For the 5200 series (or any Dell I suppose), is there a way to discern airflow direction from photos? I think there’s a lot of confusion over “front-to-back”, whether that is front/back of the rack or front/back of the switch so I don’t necessarily trust the ebay listings.

Also, how possible/easy is it to buy rack mount parts from Dell?

its easy to get the case/sled for the 5212 half-n-half, and fans are pretty easy to get, outside that… not so much.
psu are built in, but standardish.

afaik no way to tell airflow direction.

1 Like

Probably a dumb question but…is there any way to tell from inside a VM if the storage backing it is spinning rust or solid state?

Edit: I’m speaking of a Windows Server guest running on some version of ESXi host.

Yes:

ESXi allows operating systems to auto-detect VMDKs residing on SSD datastores as SSD devices.

To verify if this feature is enabled, guest operating systems can use standard inquiry commands such as SCSI VPD Page (B1h) for SCSI devices and ATA IDENTIFY DEVICE (Word 217) for IDE devices.

https://docs.vmware.com/en/VMware-vSphere/6.7/com.vmware.vsphere.storage.doc/GUID-E9E146C9-E99C-4468-B70C-770B83788433.html

NOTE: Linked to current version of the doc which actually says “Flash” devices, while the older wording was “SSD”.

1 Like

Is ‘wmic diskdrive get deviceid,mediatype’ the same data for SCSI? If it returns ‘fixed hard disk media’ can I believe that it is actually spinning rust?

Edit: Nope, the Win32_DiskDrive class doesn’t even seem to be ‘SSD-aware.’ Valid values are External media, fixed hard disk media, removable media, and unknown.

Alright figured out how to get Windows to ‘fess up.
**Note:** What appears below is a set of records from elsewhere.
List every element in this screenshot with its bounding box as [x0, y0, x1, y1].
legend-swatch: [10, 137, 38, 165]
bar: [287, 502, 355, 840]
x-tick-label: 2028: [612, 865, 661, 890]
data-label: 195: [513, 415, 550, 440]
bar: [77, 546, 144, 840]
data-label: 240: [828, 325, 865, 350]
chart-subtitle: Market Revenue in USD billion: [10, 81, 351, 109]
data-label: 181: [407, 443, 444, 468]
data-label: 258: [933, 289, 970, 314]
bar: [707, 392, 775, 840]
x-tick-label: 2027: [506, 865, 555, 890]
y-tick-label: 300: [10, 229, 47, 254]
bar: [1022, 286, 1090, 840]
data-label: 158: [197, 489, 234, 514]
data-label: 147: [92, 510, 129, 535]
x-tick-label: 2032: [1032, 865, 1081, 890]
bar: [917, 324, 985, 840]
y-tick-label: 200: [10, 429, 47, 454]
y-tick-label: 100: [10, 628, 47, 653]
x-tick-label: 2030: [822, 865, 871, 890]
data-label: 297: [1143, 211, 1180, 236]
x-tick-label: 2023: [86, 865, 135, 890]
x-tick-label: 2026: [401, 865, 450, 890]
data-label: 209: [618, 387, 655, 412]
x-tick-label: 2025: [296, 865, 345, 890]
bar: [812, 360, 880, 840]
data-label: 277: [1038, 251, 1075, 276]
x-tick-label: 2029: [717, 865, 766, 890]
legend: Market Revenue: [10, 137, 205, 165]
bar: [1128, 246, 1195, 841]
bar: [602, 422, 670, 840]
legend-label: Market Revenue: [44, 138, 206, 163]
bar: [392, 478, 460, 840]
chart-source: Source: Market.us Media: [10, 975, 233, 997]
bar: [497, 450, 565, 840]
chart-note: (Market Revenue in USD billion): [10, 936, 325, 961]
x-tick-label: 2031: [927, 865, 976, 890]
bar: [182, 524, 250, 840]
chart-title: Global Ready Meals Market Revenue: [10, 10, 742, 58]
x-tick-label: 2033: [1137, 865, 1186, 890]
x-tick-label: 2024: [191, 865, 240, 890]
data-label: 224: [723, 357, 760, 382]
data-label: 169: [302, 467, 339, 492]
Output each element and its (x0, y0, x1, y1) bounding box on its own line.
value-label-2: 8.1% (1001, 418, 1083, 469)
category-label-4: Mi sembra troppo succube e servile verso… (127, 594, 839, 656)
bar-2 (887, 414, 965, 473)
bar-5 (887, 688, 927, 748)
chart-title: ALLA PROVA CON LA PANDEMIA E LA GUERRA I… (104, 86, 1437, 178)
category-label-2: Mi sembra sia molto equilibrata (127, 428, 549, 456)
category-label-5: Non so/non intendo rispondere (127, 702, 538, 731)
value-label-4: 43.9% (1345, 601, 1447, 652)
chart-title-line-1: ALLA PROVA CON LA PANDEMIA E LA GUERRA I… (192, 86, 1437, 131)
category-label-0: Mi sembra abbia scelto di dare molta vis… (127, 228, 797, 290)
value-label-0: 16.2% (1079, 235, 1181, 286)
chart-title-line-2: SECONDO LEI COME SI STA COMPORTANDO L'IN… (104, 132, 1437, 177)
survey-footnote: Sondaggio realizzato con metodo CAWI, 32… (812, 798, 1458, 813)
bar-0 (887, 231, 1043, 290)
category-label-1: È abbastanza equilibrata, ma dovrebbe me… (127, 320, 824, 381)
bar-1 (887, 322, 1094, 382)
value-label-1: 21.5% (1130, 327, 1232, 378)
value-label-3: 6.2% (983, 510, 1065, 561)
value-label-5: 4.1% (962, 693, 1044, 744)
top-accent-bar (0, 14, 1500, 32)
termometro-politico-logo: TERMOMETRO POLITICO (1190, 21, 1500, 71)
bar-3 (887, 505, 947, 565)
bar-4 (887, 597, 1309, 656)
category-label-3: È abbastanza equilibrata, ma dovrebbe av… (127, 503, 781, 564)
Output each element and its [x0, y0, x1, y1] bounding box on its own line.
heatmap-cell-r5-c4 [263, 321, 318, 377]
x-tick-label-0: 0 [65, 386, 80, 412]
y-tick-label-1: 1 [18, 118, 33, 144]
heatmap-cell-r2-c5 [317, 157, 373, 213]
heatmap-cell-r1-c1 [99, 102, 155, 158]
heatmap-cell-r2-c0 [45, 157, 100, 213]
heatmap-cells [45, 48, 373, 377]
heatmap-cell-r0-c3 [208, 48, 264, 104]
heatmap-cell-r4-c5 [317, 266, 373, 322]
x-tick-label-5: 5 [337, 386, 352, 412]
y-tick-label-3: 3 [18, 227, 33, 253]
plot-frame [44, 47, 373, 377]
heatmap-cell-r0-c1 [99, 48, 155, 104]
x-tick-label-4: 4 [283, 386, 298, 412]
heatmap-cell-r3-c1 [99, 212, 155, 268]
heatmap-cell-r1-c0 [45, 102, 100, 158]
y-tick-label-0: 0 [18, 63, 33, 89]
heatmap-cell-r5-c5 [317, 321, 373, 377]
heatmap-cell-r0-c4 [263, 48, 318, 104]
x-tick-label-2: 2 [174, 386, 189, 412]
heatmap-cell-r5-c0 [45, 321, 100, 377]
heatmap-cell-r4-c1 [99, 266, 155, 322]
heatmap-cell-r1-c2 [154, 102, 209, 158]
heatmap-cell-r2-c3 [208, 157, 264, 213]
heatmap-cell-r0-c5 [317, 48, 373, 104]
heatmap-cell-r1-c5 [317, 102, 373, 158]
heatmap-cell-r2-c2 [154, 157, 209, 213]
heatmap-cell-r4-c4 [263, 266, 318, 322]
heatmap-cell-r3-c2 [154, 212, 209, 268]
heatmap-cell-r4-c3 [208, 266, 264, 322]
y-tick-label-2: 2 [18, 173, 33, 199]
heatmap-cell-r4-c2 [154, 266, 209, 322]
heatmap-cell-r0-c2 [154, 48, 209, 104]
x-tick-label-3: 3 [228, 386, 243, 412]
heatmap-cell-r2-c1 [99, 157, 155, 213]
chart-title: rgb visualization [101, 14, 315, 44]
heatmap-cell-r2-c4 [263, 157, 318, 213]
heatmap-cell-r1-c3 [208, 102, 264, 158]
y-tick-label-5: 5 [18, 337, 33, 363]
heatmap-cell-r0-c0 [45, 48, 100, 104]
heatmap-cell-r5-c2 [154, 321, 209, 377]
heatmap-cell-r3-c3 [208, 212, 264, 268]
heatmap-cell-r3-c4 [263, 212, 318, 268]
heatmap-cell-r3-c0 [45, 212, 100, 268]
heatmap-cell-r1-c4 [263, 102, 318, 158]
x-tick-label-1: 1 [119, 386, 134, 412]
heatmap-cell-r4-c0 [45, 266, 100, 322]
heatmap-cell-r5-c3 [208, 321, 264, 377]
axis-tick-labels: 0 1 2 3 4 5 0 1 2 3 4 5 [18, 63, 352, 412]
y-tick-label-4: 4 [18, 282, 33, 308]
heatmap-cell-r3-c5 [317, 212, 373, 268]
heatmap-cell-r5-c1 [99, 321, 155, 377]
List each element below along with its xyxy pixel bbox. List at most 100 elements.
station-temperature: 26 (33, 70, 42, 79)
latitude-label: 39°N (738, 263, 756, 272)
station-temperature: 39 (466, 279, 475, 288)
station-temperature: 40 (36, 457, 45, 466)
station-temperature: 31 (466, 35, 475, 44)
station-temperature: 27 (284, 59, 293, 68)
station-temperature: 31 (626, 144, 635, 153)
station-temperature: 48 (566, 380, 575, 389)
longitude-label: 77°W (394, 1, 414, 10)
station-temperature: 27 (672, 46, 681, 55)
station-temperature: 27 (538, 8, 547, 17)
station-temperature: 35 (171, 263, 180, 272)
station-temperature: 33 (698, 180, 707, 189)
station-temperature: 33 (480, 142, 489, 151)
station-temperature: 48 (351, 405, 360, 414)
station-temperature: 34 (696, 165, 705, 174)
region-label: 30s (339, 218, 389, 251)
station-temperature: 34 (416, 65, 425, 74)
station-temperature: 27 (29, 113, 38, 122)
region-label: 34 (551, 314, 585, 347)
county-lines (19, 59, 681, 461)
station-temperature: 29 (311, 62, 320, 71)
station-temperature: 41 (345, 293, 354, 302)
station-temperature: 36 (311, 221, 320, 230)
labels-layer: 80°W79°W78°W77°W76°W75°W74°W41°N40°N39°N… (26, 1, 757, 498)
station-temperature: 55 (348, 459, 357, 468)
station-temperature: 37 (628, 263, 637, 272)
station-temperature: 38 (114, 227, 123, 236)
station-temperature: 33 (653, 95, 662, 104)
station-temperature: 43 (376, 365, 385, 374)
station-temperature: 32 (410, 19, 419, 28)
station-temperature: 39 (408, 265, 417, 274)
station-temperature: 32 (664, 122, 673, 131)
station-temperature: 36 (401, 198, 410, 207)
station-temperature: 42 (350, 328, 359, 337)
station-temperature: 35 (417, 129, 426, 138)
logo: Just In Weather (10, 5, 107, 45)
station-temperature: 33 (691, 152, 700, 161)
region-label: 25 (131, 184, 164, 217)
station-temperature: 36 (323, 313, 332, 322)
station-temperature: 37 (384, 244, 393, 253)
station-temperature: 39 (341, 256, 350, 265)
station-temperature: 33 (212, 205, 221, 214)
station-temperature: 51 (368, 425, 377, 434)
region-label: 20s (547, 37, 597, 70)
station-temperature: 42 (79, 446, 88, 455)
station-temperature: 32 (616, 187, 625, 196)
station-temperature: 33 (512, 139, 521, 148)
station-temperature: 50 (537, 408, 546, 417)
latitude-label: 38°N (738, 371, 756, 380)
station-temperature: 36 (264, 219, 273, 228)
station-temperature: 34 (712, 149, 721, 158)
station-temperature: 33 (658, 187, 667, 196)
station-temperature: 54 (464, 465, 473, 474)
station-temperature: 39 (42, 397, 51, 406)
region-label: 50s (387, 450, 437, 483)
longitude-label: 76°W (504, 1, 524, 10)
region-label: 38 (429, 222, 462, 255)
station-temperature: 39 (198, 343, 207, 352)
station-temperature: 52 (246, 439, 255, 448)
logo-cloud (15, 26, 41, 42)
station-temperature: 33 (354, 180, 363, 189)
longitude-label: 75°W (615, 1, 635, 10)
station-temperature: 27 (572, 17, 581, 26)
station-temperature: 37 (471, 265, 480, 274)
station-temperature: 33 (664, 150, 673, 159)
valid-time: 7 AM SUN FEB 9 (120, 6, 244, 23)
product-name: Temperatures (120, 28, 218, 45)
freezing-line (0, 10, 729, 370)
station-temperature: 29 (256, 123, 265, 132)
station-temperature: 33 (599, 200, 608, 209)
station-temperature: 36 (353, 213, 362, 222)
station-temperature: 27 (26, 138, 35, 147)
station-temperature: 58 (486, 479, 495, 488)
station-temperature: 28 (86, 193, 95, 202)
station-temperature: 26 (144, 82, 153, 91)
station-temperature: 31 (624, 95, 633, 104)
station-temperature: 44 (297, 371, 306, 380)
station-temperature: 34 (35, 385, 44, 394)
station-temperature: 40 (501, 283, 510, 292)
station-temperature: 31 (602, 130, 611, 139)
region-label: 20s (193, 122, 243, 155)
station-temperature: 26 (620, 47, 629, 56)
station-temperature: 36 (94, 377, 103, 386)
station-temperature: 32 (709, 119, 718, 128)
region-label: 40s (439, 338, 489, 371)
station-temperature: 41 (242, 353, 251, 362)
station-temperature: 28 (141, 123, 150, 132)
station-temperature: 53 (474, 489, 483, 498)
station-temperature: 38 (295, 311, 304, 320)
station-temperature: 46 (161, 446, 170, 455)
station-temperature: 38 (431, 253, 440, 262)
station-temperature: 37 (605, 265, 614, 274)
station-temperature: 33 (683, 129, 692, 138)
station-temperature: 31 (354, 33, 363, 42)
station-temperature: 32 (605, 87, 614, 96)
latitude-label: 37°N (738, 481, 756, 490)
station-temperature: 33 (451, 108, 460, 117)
If you run the “Optimize Drives” utility it will tell you if Wndows thinks the drive is solid state. Ran it on a test VM with WS 2016 and it correctly identified the virtual hard drive as being backed by an SSD. All the corporate boxes I have control over return hard drive though. :man_facepalming:

Question about colo and cloud:

I understand that when you get your DIA, there is sometimes the option of having higher bandwidth to cloud providers. So you could get 1gb public, and 10gb to aws or something (arbitrary example). But do any cloud providers charge differently for egress over that connection?

I suspect this isn’t an option with Linode because of their simplified payment model, but using their pricing as an example, you have $5/tb egress unless the connection is within the same datacenter in which case it’s free. Is there any way to get an unmetered, fixed-bandwidth pipe into the provider’s datacenter or metered at dramatically lower cost?

My colo is currently hosting a lot of offsite backup/archive/replication and DIA bandwidth is the primary cost. If dedicated bandwidth to a cloud provider is cheaper and the egress from the provider is free or inexpensive, I could use it as a gateway and cut costs.

My current DIA is about $200 per 100mb/s with some burst (Northeast US).